С тех пор в груди, как в уютном чумике, жило зло. Майма чувствовал его так же, как своё сердце, руки, ноги. Зло стало в его жизни хореем, которым он подгонял свои мысли о новых порядках в тундре, о Красной нарте и о пастухах, поверивших ей...

Только упряжка остановилась, Илир слез и степенно, как настоящий мужчина, направился к своему чуму. Майма пообещал мяса, и мальчик был горд, что заработал его. Он чувствовал себя совсем взрослым.

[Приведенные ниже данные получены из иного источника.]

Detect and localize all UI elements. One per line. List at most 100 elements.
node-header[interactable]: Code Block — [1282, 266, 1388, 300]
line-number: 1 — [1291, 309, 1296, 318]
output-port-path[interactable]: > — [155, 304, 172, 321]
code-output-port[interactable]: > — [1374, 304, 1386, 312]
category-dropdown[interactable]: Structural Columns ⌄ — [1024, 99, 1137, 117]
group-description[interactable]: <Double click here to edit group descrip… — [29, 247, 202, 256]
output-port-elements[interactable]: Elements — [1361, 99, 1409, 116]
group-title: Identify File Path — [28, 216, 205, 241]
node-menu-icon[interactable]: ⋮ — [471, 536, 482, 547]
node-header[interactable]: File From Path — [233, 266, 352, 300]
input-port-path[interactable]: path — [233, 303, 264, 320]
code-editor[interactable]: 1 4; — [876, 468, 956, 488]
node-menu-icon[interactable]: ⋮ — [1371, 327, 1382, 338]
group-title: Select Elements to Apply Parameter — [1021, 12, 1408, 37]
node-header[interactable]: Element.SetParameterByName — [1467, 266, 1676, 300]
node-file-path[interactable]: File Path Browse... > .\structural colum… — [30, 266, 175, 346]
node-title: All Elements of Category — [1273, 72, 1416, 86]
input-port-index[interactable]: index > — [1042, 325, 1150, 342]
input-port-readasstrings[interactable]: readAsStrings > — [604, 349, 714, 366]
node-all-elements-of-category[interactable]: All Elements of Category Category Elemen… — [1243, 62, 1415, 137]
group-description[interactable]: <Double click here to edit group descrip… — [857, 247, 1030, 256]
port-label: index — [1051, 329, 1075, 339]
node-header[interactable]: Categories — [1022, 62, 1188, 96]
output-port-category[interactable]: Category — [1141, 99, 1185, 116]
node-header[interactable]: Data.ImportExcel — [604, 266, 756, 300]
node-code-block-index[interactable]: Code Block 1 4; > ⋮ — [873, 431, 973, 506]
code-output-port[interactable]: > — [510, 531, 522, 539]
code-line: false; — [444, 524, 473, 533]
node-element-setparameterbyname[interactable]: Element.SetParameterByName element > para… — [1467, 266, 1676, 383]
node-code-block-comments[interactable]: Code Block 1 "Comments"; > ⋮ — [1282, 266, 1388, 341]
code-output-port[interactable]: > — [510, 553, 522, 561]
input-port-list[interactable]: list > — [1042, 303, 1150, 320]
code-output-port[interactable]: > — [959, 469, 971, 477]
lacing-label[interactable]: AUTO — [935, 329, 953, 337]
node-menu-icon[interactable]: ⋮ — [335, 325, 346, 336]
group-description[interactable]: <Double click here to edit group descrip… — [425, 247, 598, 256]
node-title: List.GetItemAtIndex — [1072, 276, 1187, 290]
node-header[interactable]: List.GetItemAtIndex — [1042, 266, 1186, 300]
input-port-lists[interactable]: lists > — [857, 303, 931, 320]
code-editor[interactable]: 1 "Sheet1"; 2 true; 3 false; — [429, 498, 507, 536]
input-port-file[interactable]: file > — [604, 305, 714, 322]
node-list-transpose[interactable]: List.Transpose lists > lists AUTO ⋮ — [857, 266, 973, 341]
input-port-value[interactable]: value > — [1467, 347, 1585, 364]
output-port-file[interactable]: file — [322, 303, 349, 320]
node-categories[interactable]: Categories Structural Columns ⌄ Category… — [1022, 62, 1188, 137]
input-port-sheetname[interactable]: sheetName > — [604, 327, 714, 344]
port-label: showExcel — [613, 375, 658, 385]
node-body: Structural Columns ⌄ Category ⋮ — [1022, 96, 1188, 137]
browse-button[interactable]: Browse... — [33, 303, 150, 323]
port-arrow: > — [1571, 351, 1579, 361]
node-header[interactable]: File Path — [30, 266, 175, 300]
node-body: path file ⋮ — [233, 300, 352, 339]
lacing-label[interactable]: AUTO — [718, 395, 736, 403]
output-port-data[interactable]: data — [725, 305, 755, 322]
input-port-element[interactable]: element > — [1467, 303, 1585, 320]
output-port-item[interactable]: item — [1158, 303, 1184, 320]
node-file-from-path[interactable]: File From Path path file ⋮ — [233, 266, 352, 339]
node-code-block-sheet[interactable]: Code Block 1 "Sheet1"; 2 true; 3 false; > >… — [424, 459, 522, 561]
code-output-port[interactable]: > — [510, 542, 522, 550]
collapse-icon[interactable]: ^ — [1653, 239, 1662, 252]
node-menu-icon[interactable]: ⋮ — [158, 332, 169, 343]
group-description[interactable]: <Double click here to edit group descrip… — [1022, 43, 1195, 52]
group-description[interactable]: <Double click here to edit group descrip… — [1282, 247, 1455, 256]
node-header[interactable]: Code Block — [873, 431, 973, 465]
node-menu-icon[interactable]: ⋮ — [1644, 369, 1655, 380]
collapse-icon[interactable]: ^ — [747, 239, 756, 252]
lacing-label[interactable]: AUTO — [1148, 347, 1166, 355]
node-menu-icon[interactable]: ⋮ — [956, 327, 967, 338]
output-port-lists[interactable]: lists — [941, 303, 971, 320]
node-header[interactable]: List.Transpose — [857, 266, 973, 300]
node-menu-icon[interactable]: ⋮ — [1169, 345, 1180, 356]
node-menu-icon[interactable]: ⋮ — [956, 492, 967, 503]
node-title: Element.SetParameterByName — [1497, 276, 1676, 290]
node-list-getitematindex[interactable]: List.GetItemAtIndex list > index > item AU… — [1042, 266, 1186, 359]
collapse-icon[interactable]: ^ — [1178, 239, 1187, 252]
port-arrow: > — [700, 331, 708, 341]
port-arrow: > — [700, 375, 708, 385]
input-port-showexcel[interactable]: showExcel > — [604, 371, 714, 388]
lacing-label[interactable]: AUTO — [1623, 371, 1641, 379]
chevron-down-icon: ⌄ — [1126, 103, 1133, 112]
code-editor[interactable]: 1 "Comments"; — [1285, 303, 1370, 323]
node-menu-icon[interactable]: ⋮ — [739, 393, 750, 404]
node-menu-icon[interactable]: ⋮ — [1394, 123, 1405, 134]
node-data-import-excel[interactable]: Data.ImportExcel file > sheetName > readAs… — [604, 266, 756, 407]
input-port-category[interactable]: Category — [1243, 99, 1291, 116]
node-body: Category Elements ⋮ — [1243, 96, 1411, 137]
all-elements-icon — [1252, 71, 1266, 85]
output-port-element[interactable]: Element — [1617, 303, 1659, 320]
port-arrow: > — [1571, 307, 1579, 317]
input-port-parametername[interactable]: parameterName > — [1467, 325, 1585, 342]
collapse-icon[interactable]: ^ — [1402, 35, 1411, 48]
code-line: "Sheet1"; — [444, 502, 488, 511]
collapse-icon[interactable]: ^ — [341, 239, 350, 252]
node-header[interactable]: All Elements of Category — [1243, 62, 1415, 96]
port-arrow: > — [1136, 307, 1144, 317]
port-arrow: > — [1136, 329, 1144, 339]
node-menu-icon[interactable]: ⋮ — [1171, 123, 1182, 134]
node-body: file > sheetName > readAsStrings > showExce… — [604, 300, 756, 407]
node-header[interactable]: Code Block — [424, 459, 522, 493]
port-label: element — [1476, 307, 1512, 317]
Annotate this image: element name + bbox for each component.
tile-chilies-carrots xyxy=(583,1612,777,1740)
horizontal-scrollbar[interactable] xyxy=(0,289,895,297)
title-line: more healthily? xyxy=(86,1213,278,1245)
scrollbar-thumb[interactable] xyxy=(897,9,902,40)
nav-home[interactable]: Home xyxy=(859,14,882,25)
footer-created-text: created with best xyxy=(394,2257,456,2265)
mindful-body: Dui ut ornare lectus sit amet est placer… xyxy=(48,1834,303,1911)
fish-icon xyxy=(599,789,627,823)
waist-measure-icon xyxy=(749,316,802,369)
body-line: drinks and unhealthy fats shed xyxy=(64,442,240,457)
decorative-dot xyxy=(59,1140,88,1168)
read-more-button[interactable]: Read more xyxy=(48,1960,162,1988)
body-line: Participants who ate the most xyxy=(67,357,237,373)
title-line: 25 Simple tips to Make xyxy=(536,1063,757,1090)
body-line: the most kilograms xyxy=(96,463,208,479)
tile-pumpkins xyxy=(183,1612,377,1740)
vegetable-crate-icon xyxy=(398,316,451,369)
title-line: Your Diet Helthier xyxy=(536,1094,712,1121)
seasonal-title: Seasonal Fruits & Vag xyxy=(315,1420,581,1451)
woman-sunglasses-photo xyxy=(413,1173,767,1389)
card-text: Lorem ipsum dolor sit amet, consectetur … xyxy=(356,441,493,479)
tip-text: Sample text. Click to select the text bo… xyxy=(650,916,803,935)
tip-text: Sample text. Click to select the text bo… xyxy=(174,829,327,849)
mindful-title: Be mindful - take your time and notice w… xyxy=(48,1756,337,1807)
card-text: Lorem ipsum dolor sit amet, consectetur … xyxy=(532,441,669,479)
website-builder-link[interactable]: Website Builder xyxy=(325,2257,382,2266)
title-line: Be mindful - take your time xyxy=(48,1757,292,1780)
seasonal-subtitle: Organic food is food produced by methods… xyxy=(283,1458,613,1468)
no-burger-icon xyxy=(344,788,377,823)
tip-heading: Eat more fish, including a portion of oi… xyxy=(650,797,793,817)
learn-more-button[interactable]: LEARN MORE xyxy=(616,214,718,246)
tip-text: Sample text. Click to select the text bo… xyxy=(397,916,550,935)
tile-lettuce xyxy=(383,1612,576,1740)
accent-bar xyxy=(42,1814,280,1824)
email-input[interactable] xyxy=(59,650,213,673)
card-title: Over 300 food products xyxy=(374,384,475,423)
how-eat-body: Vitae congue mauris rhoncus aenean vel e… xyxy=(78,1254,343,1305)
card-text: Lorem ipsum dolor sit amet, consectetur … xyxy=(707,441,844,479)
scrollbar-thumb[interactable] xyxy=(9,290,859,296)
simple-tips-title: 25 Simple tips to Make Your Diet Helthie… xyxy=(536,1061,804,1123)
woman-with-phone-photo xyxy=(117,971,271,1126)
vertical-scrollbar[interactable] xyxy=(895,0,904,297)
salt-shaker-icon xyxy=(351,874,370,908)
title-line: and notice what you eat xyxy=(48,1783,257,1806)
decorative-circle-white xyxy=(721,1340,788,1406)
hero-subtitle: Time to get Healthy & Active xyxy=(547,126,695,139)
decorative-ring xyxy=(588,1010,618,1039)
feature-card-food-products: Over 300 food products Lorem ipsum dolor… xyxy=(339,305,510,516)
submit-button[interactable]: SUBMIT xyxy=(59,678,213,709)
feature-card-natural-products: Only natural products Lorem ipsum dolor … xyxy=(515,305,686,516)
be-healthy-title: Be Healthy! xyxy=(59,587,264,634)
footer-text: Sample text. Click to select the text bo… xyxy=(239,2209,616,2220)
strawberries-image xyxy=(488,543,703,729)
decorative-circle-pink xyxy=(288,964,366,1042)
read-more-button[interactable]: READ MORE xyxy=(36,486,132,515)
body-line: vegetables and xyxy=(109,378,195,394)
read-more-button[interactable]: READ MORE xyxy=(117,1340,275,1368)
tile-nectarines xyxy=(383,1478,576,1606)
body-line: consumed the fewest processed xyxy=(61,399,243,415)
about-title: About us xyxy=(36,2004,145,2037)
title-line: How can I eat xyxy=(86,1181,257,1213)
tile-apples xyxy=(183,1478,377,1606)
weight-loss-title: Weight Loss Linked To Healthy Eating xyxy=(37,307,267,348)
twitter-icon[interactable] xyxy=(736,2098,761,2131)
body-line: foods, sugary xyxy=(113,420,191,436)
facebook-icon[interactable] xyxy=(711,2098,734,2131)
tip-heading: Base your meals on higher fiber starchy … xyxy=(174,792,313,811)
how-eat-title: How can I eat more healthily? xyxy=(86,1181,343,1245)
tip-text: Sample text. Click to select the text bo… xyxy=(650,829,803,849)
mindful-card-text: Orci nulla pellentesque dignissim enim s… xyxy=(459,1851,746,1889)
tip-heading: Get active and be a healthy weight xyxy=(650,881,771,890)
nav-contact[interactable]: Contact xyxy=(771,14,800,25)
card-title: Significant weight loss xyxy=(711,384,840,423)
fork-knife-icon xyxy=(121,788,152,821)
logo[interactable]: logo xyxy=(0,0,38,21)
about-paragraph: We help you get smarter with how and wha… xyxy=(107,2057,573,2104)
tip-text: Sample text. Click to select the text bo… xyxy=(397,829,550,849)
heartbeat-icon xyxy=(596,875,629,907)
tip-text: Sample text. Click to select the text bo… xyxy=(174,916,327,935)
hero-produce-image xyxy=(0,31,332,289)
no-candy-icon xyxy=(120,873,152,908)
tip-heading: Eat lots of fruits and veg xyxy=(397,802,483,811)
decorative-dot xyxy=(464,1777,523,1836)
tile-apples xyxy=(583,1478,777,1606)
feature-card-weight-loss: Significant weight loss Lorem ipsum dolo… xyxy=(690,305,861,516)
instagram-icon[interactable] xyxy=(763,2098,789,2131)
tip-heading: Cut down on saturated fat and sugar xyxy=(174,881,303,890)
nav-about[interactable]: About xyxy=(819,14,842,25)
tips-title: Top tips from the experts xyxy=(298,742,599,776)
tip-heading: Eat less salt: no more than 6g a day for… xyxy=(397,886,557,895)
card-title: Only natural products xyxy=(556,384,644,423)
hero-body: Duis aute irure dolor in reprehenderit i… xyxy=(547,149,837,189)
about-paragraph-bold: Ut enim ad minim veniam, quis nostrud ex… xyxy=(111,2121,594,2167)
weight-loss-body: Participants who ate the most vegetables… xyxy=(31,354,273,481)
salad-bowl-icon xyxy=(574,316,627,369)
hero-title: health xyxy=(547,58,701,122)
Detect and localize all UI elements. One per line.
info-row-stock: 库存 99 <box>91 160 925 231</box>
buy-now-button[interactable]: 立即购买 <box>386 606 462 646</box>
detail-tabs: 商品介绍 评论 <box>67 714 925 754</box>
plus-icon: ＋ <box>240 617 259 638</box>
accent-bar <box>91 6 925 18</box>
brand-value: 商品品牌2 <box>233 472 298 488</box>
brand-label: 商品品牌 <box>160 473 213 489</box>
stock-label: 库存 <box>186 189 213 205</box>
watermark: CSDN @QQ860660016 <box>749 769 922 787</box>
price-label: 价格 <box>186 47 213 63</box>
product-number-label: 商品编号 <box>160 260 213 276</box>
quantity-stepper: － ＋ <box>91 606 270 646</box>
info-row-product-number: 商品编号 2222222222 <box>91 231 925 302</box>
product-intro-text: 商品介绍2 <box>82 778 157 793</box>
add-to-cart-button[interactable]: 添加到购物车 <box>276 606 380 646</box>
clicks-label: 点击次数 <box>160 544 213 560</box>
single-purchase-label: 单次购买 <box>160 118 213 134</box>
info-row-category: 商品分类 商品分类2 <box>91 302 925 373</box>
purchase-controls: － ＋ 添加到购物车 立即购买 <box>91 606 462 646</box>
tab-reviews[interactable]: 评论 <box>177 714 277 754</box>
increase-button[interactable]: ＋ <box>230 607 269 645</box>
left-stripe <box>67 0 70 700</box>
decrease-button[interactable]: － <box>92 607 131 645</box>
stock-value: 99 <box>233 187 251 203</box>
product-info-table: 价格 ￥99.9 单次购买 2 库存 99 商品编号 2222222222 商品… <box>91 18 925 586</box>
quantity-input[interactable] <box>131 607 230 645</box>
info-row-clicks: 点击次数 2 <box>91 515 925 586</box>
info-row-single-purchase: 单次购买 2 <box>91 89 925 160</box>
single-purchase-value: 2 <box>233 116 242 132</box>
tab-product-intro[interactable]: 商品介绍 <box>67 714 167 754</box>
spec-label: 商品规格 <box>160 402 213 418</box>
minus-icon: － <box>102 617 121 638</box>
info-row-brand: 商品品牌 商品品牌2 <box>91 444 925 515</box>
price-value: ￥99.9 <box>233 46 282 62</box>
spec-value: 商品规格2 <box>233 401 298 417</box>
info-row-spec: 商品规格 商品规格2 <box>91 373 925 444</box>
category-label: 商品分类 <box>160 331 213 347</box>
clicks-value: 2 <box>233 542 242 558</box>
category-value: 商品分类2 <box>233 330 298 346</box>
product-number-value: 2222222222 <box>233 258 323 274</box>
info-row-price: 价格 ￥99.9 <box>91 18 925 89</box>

Каркас их чума покрывали не зимние добротные нюки с длинной и плотной шерстью, а летние, почти прозрачные от ветхости. Ветер задувал в прорехи и дыры и тут же со свистом вырывался наружу, но Илир любил своё жилище, здесь они с матерью укрывались от морозов, снегов, от недобрых людей.

В чуме было темно.

— Мама!

Мать не ответила. И дыхание её не угадывалось в темноте. Илир прошёл к постели — куче старых, линялых шкур. В последние дни мать почти не выходила на улицу, потому что живот её становился всё больше и больше, и она стыдилась людей, а туг, в чуме, стесняться ей было некого. Илир уже знал, что скоро в семье появится ещё один человек.

Матери на постели не оказалось. Илир растерялся. Куда она делась? И тут вспомнил, что вчера весь день мать за стойбищем, возле ольховника, ставила маленький чумик, в каком он с Хоном играл когда-то в семью.

Илир вышел на улицу. Большие звёзды переливались и мигали часто-часто, будто глаза неба, в которые попала снежная пыль. Стараясь не скрипеть по насту, он подошёл к чу-мику и тихо позвал:

— Мама...

— Сынок, я слышала, как ты приехал. Не ходи сюда, — голос был глухим и слабым, будто мать закрывала рот воротником ягушки, и мальчику стало жалко её. Такой голос был у матери, когда она болела.

— Почему?

— Нельзя. Ты мужчина. Я тебе мяса куропачьего положила в котёл. Если огонь уснул, попроси уголёк у пастуха, разогрей суп.

— А ты? Я принесу тебе.

— Я не хочу, иди.

Илир постоял в нерешительности. Возвращаться в пустой и холодный чум ему не хотелось. Он, конечно мужчина... но всё-таки страшно быть одному...

— Я войду к тебе? Совсем ненадолго... мама...

Мать промолчала. Сердце её сжалось от боли и горечи.

Илир, потоптавшись у входа, осторожно поднял край полога и на четвереньках вполз в чум. Мать лежала на шкуре, укрывшись старой ягушкой. Лица Илир не видел, но даже в темноте чувствовал, как ей тяжело.

— Мам, пойдём в чум, — попросил он, прибавляя в голосе мужской твёрдости.

— Мне нельзя, сынок.

— Опять нельзя, заладила...

— Видишь, какой хороший у меня чумик. — Илир догадался: мать улыбнулась; он, не сдержавшись, прильнул к ней, но тут же отпрянул: ведёт себя как маленький. Она обняла его одной рукой, притянула к себе.

— В нашем чуме есть ты, мужчина... А я... — мать замолчала, но Илир почувствовал: ей хочется сказать что-то важное.